Magdalena Anitescu, MD, PhD
Professor of Anesthesia and Critical Care
University of Chicago Medical Center
Disclosure information not submitted.
Brendon Ross, DO, MS
Assistant Professor of Orthopedic Surgery and Rehabilitation Medicine
University of Chicago Medical Center
Disclosure information not submitted.
Rosemary Uy-Palmer, NP
IR Nurse Practioner
University of Chicago Medical Center
Disclosure information not submitted.
In this retrospective single center, single arm study, 15 patients (13 female, 2 male) underwent either unilateral (n=13) or bilateral GAE (n=2) GAE for symptomatic knee OA (summarized in table 1). Prior to GAE, a non-contrast knee MRI was obtained for each treated knee (10 right, 7 left). Synovial thickening was measured in greatest axial dimension on fluid sensitive sequences using Philips® Intellipacs. Using intraprocedural DSA images, a region of interest (ROI) was placed on 46 of 48 target hyperemic vessels that were eventually embolized. Peak intensity (PI) was measured for each ROI, a surrogate for contrast concentration, using Image J® [3]. Correlation between PI for each knee (n=17) and synovial thickening was performed using simple linear regression.

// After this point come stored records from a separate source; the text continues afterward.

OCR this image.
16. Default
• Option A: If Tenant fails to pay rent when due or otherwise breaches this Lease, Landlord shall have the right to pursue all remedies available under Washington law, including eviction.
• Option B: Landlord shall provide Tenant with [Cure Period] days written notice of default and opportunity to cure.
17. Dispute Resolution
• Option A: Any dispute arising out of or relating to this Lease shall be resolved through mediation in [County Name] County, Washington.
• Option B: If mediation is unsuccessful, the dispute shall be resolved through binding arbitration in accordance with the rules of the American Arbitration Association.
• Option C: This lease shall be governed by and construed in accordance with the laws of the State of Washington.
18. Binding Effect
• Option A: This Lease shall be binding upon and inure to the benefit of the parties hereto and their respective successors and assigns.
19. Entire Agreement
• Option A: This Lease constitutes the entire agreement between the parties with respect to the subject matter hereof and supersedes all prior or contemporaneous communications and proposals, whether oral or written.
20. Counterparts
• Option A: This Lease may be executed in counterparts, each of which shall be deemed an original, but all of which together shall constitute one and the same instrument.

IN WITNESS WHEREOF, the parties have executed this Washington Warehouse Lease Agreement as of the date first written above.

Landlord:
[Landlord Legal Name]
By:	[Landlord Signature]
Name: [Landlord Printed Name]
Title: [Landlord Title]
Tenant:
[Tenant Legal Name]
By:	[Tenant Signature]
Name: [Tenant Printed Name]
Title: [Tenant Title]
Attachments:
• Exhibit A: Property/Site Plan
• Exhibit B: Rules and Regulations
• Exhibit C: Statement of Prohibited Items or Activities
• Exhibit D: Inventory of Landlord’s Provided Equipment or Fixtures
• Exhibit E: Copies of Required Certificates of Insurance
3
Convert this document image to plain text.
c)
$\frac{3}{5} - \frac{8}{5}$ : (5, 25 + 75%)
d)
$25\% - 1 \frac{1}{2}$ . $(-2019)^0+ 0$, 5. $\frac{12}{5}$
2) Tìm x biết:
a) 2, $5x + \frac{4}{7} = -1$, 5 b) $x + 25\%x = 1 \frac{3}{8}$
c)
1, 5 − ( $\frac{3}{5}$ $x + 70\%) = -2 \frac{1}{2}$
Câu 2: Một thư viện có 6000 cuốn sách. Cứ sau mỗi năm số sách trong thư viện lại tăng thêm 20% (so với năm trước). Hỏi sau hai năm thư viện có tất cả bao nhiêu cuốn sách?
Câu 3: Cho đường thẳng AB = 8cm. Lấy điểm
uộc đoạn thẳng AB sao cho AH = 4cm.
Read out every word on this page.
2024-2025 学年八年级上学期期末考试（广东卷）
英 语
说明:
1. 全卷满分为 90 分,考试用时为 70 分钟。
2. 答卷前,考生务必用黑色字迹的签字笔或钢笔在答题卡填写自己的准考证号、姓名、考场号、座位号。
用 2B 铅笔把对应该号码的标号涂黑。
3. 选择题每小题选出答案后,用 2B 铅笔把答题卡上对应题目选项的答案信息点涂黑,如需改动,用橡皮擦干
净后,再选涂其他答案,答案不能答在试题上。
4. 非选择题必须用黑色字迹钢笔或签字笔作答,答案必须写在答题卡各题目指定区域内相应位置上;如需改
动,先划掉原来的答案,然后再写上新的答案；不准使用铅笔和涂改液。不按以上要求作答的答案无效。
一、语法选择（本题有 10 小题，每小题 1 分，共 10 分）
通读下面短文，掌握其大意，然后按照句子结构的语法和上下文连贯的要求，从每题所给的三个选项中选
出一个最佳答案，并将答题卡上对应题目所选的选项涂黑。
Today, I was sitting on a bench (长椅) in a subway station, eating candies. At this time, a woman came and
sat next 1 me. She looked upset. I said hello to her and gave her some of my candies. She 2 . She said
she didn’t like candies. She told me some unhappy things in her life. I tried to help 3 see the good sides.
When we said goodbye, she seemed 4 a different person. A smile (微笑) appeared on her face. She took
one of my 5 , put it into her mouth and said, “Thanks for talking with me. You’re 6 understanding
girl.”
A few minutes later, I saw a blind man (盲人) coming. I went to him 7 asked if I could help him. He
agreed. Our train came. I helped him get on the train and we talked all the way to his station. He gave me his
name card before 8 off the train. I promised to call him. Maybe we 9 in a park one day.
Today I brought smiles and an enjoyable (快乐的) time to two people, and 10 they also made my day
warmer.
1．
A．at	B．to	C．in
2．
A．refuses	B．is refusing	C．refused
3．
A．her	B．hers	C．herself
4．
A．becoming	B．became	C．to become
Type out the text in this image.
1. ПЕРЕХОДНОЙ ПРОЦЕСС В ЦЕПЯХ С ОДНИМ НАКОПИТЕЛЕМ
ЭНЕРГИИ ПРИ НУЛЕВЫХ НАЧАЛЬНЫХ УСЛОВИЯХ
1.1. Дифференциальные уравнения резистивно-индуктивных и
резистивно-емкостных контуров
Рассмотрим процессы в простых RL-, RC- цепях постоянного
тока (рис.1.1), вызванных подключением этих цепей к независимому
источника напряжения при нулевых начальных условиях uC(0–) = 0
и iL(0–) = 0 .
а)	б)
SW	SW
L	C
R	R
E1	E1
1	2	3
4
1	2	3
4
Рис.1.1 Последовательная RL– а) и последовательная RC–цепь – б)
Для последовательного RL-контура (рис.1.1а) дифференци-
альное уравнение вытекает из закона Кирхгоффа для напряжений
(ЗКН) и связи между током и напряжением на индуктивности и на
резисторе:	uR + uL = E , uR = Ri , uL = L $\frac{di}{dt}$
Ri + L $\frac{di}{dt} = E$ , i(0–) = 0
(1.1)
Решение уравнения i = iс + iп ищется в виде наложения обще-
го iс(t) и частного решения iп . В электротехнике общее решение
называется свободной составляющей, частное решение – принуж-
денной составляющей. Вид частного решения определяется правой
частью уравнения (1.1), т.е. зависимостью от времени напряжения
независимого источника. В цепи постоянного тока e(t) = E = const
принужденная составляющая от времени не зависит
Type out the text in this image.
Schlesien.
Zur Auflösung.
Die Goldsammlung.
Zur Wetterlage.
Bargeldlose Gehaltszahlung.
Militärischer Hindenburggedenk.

Results: Synovial thickening exhibited positive correlation with PI with β0=0.04 (95% CI: -3.21-3.30) and β1=8.52 (95% CI: 5.16-11.87). The coefficient of determination, R2, was 0.66 with F-stat of 29.26 and p< < 0.001. Measures of synovial thickening as well as PI are summarized in table 2.
Conclusion: Synovitis, as seen on non-contrast MRI, demonstrates positive correlation with perfusion assessed from intra-procedural DSA during GAE. Future studies with contrast can be performed to localize hyperemic vessels prior to GAE.